Yes, I will be writing about the NHTSA guidelines VERY soon. But first I have to finish reading the long, long document and I have a whole job and life outside of my obsession with driverless transportation

The design is at fault

The German transport minister is proposing - for semi-autonomous cars a/k/a Tesla - that manufacturers NOT drivers be liable when the driver fails to pay attention, say texting a grocery list instead of watching the road. The implicit argument goes that this situation is completely foreseeable given the monotonous nature of watching the road when the self-driving/autopilot technology is almost completely reliable. 

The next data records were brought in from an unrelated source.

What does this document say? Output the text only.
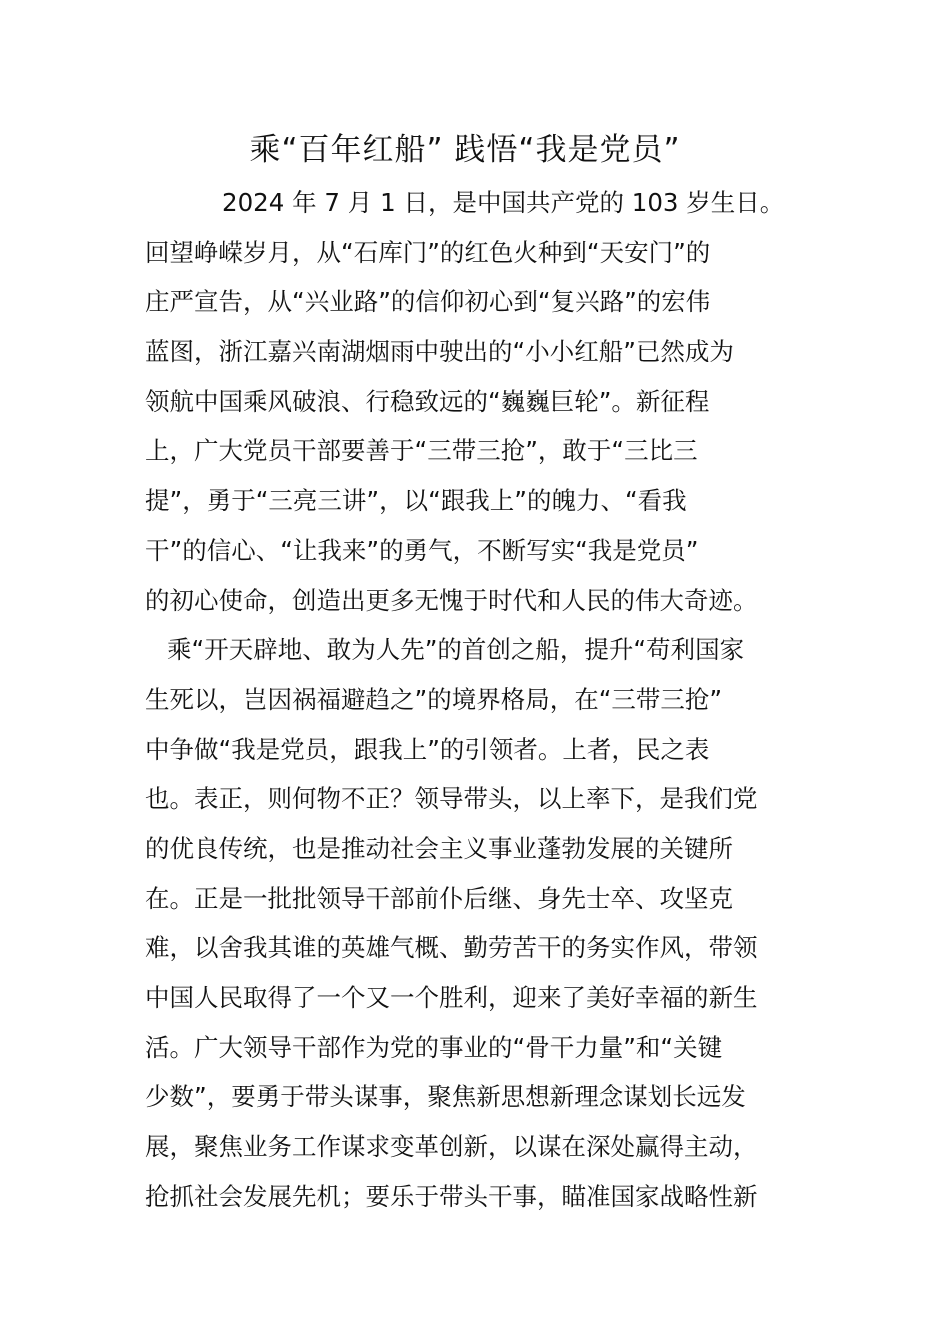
乘“百年红船” 践悟“我是党员”
2024 年 7 月 1 日，是中国共产党的 103 岁生日。
回望峥嵘岁月，从“石库门”的红色火种到“天安门”的
庄严宣告，从“兴业路”的信仰初心到“复兴路”的宏伟
蓝图，浙江嘉兴南湖烟雨中驶出的“小小红船”已然成为
领航中国乘风破浪、行稳致远的“巍巍巨轮”。新征程
上，广大党员干部要善于“三带三抢”，敢于“三比三
提”，勇于“三亮三讲”，以“跟我上”的魄力、“看我
干”的信心、“让我来”的勇气，不断写实“我是党员”
的初心使命，创造出更多无愧于时代和人民的伟大奇迹。
乘“开天辟地、敢为人先”的首创之船，提升“苟利国家
生死以，岂因祸福避趋之”的境界格局，在“三带三抢”
中争做“我是党员，跟我上”的引领者。上者，民之表
也。表正，则何物不正？领导带头，以上率下，是我们党
的优良传统，也是推动社会主义事业蓬勃发展的关键所
在。正是一批批领导干部前仆后继、身先士卒、攻坚克
难，以舍我其谁的英雄气概、勤劳苦干的务实作风，带领
中国人民取得了一个又一个胜利，迎来了美好幸福的新生
活。广大领导干部作为党的事业的“骨干力量”和“关键
少数”，要勇于带头谋事，聚焦新思想新理念谋划长远发
展，聚焦业务工作谋求变革创新，以谋在深处赢得主动，
抢抓社会发展先机；要乐于带头干事，瞄准国家战略性新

The German proposal would also place completely driverless operation of vehicles on equal footing with conventional human driving. Driverless would be allowed; just follow applicable laws and regulations.

Other big news in the last few days was the green light a Michigan House panel gave to the driverless bill. If the Michigan Senate's unanimous approval is any indication, the bill is destined for passage. Go here for highlights of the bill.

Hey, driverless; get over here

I'm imagining the hail of a driverless taxi-transit vehicle in my hometown of Brooklyn. Except wait, an idea being floated is not for what I consider the real Brooklyn, but rather for transformed and gentrified neighborhoods (translation: expensive) along the L train. L service will be suspended for quite a while, starting in 2019, and a Daily News opinion piece suggests an expansive driverless pilot program. So the suggestion is to transform the dreaded L-pocalyse into the L-AutonomousMobilility opportunity.